Based on the graph above there is a huge difference of awards between male and female with over 800 awards for males against less than a 100 for females.

Question 3: What is the count of awards winned by USA per category in the last century?

join_df %>% 
  group_by(bornCountry, category) %>%
  filter(year %in% 2000:2023) %>%
  filter(bornCountry %in% "USA") %>% 
  ggplot() +
  geom_bar(aes(x = bornCountry, fill = category), position = "dodge") +
  ggtitle("Nobel Prizes by Category") +
  xlab("Nobel Prizes winned by the US in the last century") +
  ylab("Count") +
  theme(plot.title = element_text(hjust = 0.5),
        plot.subtitle = element_text(hjust = 0.5),
        axis.text.x = element_text(angle = 85, hjust = 1)) +
  labs(fill = "Category")

The most awards by category winned by the US is Economics with 35 in the 21st century.

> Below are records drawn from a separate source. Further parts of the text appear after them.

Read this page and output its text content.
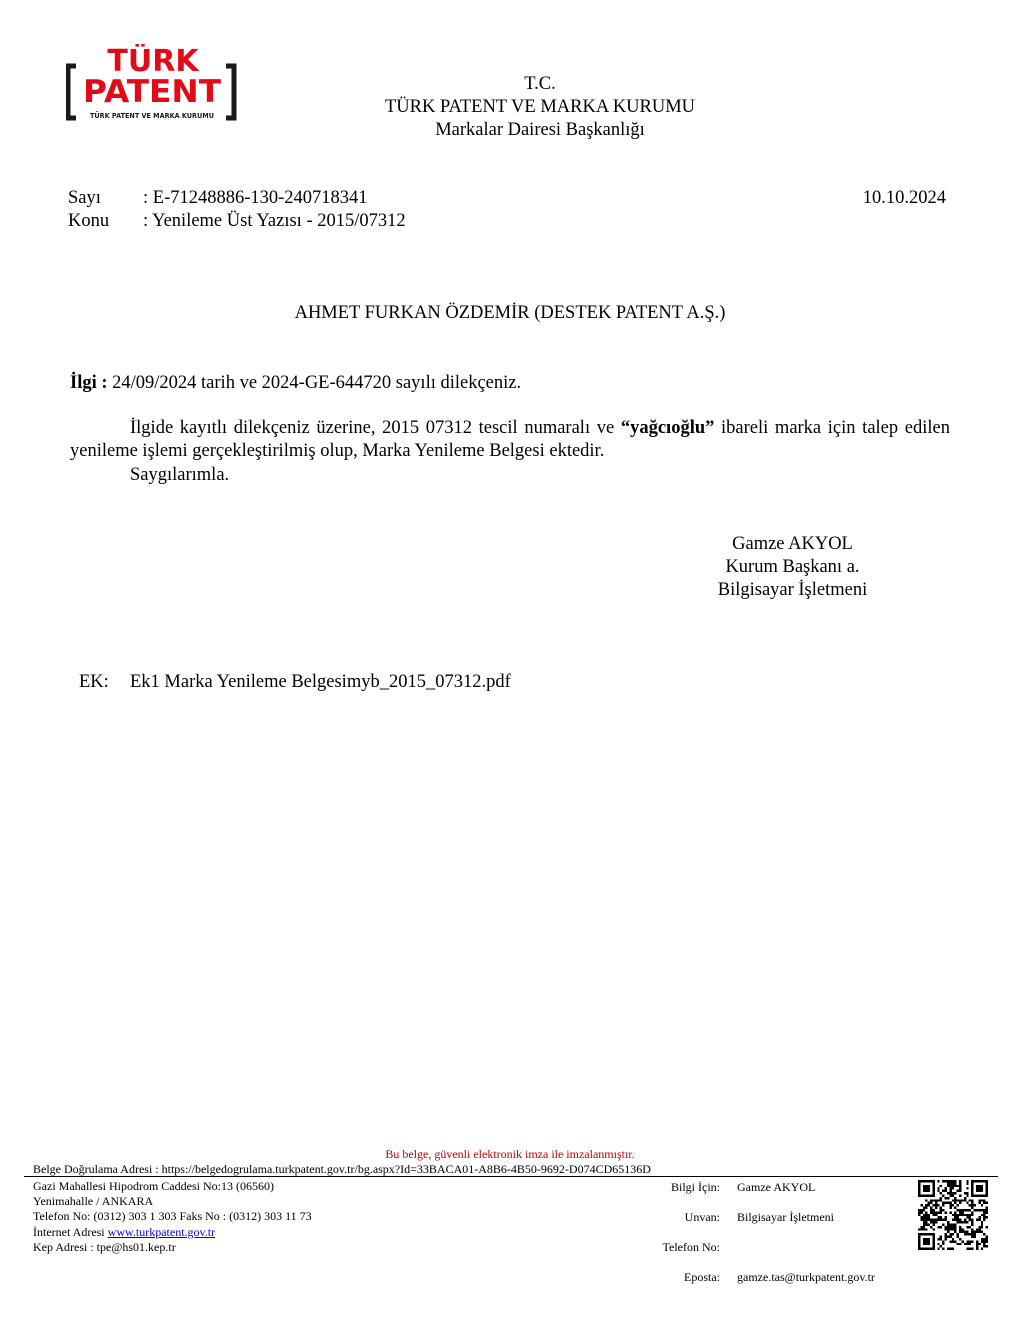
TÜRK
PATENT
TÜRK PATENT VE MARKA KURUMU
T.C.
TÜRK PATENT VE MARKA KURUMU
Markalar Dairesi Başkanlığı
Sayı : E-71248886-130-240718341
Konu : Yenileme Üst Yazısı - 2015/07312
10.10.2024
AHMET FURKAN ÖZDEMİR (DESTEK PATENT A.Ş.)
İlgi : 24/09/2024 tarih ve 2024-GE-644720 sayılı dilekçeniz.
İlgide kayıtlı dilekçeniz üzerine, 2015 07312 tescil numaralı ve “yağcıoğlu” ibareli marka için talep edilen yenileme işlemi gerçekleştirilmiş olup, Marka Yenileme Belgesi ektedir.
Saygılarımla.
Gamze AKYOL
Kurum Başkanı a.
Bilgisayar İşletmeni
EK: Ek1 Marka Yenileme Belgesimyb_2015_07312.pdf
Bu belge, güvenli elektronik imza ile imzalanmıştır.
Belge Doğrulama Adresi : https://belgedogrulama.turkpatent.gov.tr/bg.aspx?Id=33BACA01-A8B6-4B50-9692-D074CD65136D
Gazi Mahallesi Hipodrom Caddesi No:13 (06560)
Yenimahalle / ANKARA
Telefon No: (0312) 303 1 303 Faks No : (0312) 303 11 73
İnternet Adresi www.turkpatent.gov.tr
Kep Adresi : tpe@hs01.kep.tr
Bilgi İçin: Gamze AKYOL
Unvan: Bilgisayar İşletmeni
Telefon No:
Eposta: gamze.tas@turkpatent.gov.tr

Question 3: number of females awarded per category in the last century?

join_df %>%
  group_by(gender, category) %>%
  filter(bornCountry %in% "USA") %>%
  filter(year %in% 2000:2023) %>%
  filter(gender %in% "female")%>%
      ggplot() +
      geom_bar(mapping = aes(x = gender, fill = category),position = "dodge")+
 ggtitle("females awarded in last century") +
  xlab("Females Awarded") +
  ylab("category") +
  theme(plot.title = element_text(hjust = 0.5),
        plot.subtitle = element_text(hjust = 0.5),
        axis.text.x = element_text(angle = 45, hjust = 1)) +
  labs(fill = "Category")

There is a total of 9 US females awarded with the nobel prize in the 21st century.

Conclussion:

I was able to succesfully upload the JSON files, clean and organize the data and analize it, in order to answer the questions with data analysis.